Separating expansion from contraction: generalized TOV condition, LTB models with pressure and $\Lambda$CDM

TL;DR

This paper develops a generalized TOV condition and gauge-invariant criteria for the existence of a dividing shell in spherically symmetric spacetimes with pressure, including LTB models with a cosmological constant, distinguishing expanding from collapsing regions.

Contribution

It introduces a pressure-dependent generalization of the TOV equilibrium condition and gauge-invariant criteria for separating expanding and collapsing regions in spherically symmetric models.

Findings

Derived gauge-invariant conditions relating curvature, mass, and pressure.

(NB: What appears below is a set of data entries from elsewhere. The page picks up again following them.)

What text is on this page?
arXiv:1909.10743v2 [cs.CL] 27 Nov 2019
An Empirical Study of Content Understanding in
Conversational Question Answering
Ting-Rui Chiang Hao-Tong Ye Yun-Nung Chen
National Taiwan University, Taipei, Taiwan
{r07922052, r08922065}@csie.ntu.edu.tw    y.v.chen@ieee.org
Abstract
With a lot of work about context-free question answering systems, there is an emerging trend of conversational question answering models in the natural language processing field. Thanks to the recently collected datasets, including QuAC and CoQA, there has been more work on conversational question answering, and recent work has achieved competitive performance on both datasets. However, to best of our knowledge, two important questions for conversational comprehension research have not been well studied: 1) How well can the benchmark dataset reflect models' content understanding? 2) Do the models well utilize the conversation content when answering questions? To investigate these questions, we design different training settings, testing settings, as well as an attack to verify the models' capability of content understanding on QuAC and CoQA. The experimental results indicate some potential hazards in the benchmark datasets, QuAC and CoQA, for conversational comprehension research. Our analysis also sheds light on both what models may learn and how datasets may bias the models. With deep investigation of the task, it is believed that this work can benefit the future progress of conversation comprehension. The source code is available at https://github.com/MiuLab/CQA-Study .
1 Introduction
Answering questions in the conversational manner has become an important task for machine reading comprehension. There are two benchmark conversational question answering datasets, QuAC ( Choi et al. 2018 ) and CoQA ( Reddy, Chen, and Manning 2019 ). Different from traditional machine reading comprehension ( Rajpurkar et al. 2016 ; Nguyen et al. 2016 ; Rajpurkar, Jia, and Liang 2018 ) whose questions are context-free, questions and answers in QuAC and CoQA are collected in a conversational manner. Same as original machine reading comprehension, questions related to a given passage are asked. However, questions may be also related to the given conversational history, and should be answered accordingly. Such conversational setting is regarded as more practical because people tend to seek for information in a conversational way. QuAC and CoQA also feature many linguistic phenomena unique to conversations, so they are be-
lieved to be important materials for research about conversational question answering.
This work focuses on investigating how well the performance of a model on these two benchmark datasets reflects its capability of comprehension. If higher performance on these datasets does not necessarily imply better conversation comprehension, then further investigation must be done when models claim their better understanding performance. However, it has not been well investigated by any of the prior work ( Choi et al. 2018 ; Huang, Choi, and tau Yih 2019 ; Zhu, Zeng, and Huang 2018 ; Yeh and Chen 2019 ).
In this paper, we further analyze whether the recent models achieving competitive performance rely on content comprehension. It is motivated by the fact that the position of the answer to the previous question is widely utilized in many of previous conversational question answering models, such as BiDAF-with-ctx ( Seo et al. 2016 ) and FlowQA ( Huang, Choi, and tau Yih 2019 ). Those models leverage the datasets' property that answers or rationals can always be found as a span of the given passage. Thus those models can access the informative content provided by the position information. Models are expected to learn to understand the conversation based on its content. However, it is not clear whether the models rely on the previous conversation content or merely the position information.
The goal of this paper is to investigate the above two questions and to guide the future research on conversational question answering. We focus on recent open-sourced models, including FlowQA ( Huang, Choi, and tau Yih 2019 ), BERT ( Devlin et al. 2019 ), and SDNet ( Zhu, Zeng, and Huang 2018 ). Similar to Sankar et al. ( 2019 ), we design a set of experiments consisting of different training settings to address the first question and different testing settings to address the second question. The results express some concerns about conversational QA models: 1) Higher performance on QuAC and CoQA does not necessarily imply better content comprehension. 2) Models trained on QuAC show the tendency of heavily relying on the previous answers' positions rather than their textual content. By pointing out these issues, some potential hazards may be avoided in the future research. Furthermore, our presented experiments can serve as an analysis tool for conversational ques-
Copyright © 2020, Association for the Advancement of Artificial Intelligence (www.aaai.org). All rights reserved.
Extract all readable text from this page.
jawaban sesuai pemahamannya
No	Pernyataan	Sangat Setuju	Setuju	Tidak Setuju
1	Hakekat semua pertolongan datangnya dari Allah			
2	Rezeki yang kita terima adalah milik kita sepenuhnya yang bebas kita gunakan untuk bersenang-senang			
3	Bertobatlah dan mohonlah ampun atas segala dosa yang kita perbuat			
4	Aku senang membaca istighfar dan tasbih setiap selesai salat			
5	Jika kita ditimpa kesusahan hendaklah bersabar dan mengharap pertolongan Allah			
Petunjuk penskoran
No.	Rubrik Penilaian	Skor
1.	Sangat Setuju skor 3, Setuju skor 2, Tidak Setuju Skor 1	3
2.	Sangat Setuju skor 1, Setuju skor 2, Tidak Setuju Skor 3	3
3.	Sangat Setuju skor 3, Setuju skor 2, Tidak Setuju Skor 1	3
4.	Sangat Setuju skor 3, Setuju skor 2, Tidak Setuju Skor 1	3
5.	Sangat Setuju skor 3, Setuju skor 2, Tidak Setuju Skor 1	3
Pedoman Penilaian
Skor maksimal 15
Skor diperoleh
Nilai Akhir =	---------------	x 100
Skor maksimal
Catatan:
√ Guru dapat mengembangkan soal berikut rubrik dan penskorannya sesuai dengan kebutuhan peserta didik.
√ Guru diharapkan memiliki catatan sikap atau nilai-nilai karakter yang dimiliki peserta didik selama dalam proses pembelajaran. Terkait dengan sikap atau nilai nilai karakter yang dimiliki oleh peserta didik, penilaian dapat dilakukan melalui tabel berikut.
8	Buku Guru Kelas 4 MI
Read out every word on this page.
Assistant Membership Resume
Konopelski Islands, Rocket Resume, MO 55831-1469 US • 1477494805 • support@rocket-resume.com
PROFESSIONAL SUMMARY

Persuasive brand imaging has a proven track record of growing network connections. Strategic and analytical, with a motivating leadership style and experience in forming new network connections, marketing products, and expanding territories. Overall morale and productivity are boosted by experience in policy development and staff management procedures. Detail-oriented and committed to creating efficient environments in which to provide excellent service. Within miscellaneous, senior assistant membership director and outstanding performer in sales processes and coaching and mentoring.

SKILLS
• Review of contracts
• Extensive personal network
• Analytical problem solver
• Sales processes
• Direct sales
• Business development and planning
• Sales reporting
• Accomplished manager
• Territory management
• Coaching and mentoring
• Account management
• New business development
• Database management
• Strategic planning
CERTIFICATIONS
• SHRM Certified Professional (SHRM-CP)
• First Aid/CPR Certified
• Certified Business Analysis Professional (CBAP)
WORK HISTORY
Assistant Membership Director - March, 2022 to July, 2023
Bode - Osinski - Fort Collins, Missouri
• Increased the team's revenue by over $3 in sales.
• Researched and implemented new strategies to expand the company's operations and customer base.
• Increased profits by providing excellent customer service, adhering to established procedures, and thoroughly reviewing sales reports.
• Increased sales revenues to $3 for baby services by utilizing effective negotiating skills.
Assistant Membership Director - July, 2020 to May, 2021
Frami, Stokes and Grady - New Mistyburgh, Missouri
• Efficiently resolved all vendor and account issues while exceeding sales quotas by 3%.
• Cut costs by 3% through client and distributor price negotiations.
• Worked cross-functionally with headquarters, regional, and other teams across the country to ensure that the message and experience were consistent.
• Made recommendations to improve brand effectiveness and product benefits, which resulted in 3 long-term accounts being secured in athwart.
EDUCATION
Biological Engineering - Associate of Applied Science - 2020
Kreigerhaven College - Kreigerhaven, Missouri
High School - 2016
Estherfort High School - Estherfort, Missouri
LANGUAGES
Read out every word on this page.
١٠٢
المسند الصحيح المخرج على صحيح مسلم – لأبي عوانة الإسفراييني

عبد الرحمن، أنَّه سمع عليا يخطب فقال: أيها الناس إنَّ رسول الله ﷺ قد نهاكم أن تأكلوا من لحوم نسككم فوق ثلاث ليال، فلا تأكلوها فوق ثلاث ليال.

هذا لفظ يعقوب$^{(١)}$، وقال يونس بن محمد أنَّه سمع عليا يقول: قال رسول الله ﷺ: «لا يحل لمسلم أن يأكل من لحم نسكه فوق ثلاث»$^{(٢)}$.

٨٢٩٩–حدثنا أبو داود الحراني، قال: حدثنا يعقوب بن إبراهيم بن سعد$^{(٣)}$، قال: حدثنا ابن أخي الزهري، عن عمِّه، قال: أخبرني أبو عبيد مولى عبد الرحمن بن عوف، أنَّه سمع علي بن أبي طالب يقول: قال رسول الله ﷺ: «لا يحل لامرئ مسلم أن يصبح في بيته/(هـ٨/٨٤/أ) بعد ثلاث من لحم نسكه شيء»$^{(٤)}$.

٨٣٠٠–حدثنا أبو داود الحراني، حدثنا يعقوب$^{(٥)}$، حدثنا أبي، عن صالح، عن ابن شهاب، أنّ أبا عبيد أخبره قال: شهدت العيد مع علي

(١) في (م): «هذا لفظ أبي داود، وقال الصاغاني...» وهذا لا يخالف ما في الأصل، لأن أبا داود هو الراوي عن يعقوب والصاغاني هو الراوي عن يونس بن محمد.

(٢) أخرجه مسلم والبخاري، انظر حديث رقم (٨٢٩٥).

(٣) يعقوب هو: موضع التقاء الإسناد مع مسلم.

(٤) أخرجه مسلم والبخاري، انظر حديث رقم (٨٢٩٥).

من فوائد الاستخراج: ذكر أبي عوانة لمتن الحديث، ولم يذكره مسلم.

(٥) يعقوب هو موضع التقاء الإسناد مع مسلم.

Applied the framework to mbda-CDM LTB models as an example.

Extended the understanding of shell dynamics in pressure-supported spacetimes.

Abstract

We discuss the existence of a dividing shell separating expanding and collapsing regions in spherically symmetric solutions with pressure. We obtain gauge invariant conditions relating not only the intrinsic spatial curvature of the shells to the ADM mass, but also a function of the pressure which we introduce that generalises the Tolman-Oppenheimer-Volkoff equilibrium condition, in the framework of a 3+1 spacetime splitting. We consider the particular case of a Lema\^itre-Tolman-Bondi dust models with a cosmological constant (a $\Lambda$-CDM model) as an example of our results.